What is the dose? Here's where we get very iffy. We know that the Recommended Daily Allowance (RDA), the intake to not have a goiter, is 150 mcg per day for adults (220 mcg for pregnant females, 290 mcg for lactating females). Most supplements therefore contain this quantity.

But what if our question is what is the quantity of iodine required for ideal thyroid function and overall health? Ah, that's where the data are sketchy. We know, for instance, that the Japanese obtain somewhere between 3,500 and 13,000 mcg per day (varying widely due to different habits and locations). Are they healthier than us? Yes, quite a bit healthier, though there may be other effects to account for this, such as a culture of less sweet foods and more salty, less wheat consumption, etc. There are advocates in the U.S., such as Dr. David Brownstein in Michigan, who argues that some people benefit by taking doses in the 30,000 to 50,000 mcg per day range (monitored with urinary iodine levels).

As is often the case with nutrients, we lack data to help us decide where the truly ideal level of intake lies.
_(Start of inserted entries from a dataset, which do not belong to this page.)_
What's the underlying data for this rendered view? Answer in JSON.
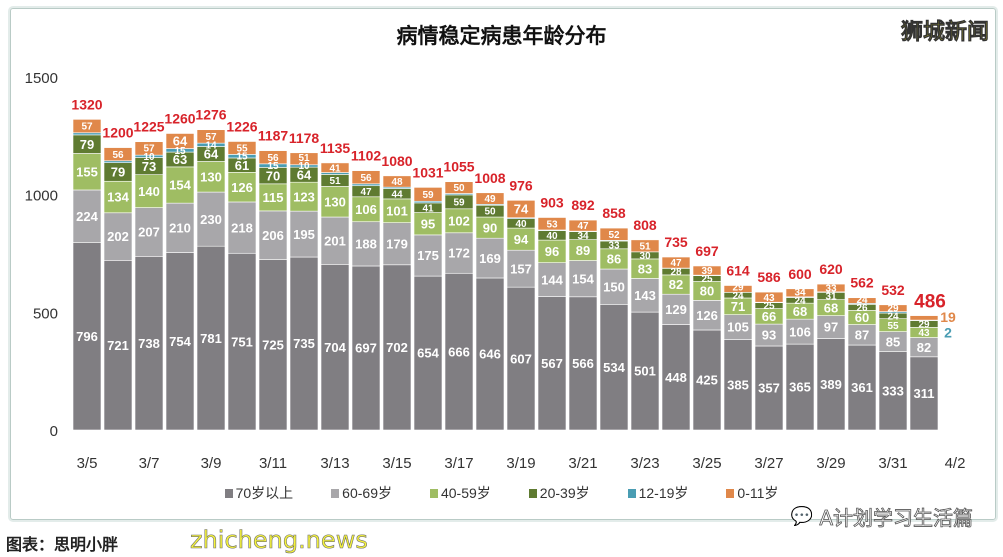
{
  "logo_text": "狮城新闻",
  "wechat_account": "A计划学习生活篇",
  "caption": "图表：思明小胖",
  "watermark": "zhicheng.news",
  "chart_data": {
    "type": "bar",
    "stacked": true,
    "title": "病情稳定病患年龄分布",
    "xlabel": "",
    "ylabel": "",
    "ylim": [
      0,
      1500
    ],
    "yticks": [
      0,
      500,
      1000,
      1500
    ],
    "grid": false,
    "legend": "bottom",
    "categories": [
      "3/5",
      "3/6",
      "3/7",
      "3/8",
      "3/9",
      "3/10",
      "3/11",
      "3/12",
      "3/13",
      "3/14",
      "3/15",
      "3/16",
      "3/17",
      "3/18",
      "3/19",
      "3/20",
      "3/21",
      "3/22",
      "3/23",
      "3/24",
      "3/25",
      "3/26",
      "3/27",
      "3/28",
      "3/29",
      "3/30",
      "3/31",
      "4/1"
    ],
    "xtick_labels": [
      "3/5",
      "3/7",
      "3/9",
      "3/11",
      "3/13",
      "3/15",
      "3/17",
      "3/19",
      "3/21",
      "3/23",
      "3/25",
      "3/27",
      "3/29",
      "3/31",
      "4/2"
    ],
    "series": [
      {
        "name": "70岁以上",
        "color": "#807e82",
        "values": [
          796,
          721,
          738,
          754,
          781,
          751,
          725,
          735,
          704,
          697,
          702,
          654,
          666,
          646,
          607,
          567,
          566,
          534,
          501,
          448,
          425,
          385,
          357,
          365,
          389,
          361,
          333,
          311
        ]
      },
      {
        "name": "60-69岁",
        "color": "#a8a7aa",
        "values": [
          224,
          202,
          207,
          210,
          230,
          218,
          206,
          195,
          201,
          188,
          179,
          175,
          172,
          169,
          157,
          144,
          154,
          150,
          143,
          129,
          126,
          105,
          93,
          106,
          97,
          87,
          85,
          82
        ]
      },
      {
        "name": "40-59岁",
        "color": "#9fbd63",
        "values": [
          155,
          134,
          140,
          154,
          130,
          126,
          115,
          123,
          130,
          106,
          101,
          95,
          102,
          90,
          94,
          96,
          89,
          86,
          83,
          82,
          80,
          71,
          66,
          68,
          68,
          60,
          55,
          43
        ]
      },
      {
        "name": "20-39岁",
        "color": "#5f7b31",
        "values": [
          79,
          79,
          73,
          63,
          64,
          61,
          70,
          64,
          51,
          47,
          44,
          41,
          59,
          50,
          40,
          40,
          34,
          33,
          30,
          28,
          25,
          24,
          25,
          24,
          31,
          26,
          24,
          29
        ]
      },
      {
        "name": "12-19岁",
        "color": "#4a9db3",
        "values": [
          9,
          8,
          10,
          15,
          14,
          15,
          15,
          10,
          8,
          8,
          6,
          7,
          6,
          4,
          4,
          3,
          2,
          3,
          0,
          1,
          2,
          0,
          2,
          3,
          2,
          4,
          6,
          2
        ]
      },
      {
        "name": "0-11岁",
        "color": "#e0884a",
        "values": [
          57,
          56,
          57,
          64,
          57,
          55,
          56,
          51,
          41,
          56,
          48,
          59,
          50,
          49,
          74,
          53,
          47,
          52,
          51,
          47,
          39,
          29,
          43,
          34,
          33,
          24,
          29,
          19
        ]
      }
    ],
    "totals": [
      1320,
      1200,
      1225,
      1260,
      1276,
      1226,
      1187,
      1178,
      1135,
      1102,
      1080,
      1031,
      1055,
      1008,
      976,
      903,
      892,
      858,
      808,
      735,
      697,
      614,
      586,
      600,
      620,
      562,
      532,
      486
    ],
    "total_color": "#d8232a"
  }
}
So I have been using and advocating intakes of 500 to 1000 mcg per day from iodine capsules, tablets, or drops. A very easy way to get this dose of iodine is in the form of kelp tablets, i.e., dried seaweed, essentially mimicking the natural means of intake that also provides iodine in all its varied forms (iodide, sodium iodate, potassium iodide, potassium iodate, iodinated proteins, etc.) This has worked out well with no ill effects.

The only concern with iodine is in people with Hashimoto's thyroiditis or (rarely) an overactive thyroid nodule. Anyone with these conditions should only undertake iodine replacement carefully and under supervision (monitoring thyroid hormone levels).

Iodine is inexpensive, safe, and essential to health and weight management. If it were a drug, it would enjoy repeated expensive marketing and a price tag around $150 per month. But it is an essential nutrient that enjoys none of the attention-getting advantages of drugs, and therefore is unlikely to be mentioned by your doctor, yet carries great advantage for helping to maintain overall health.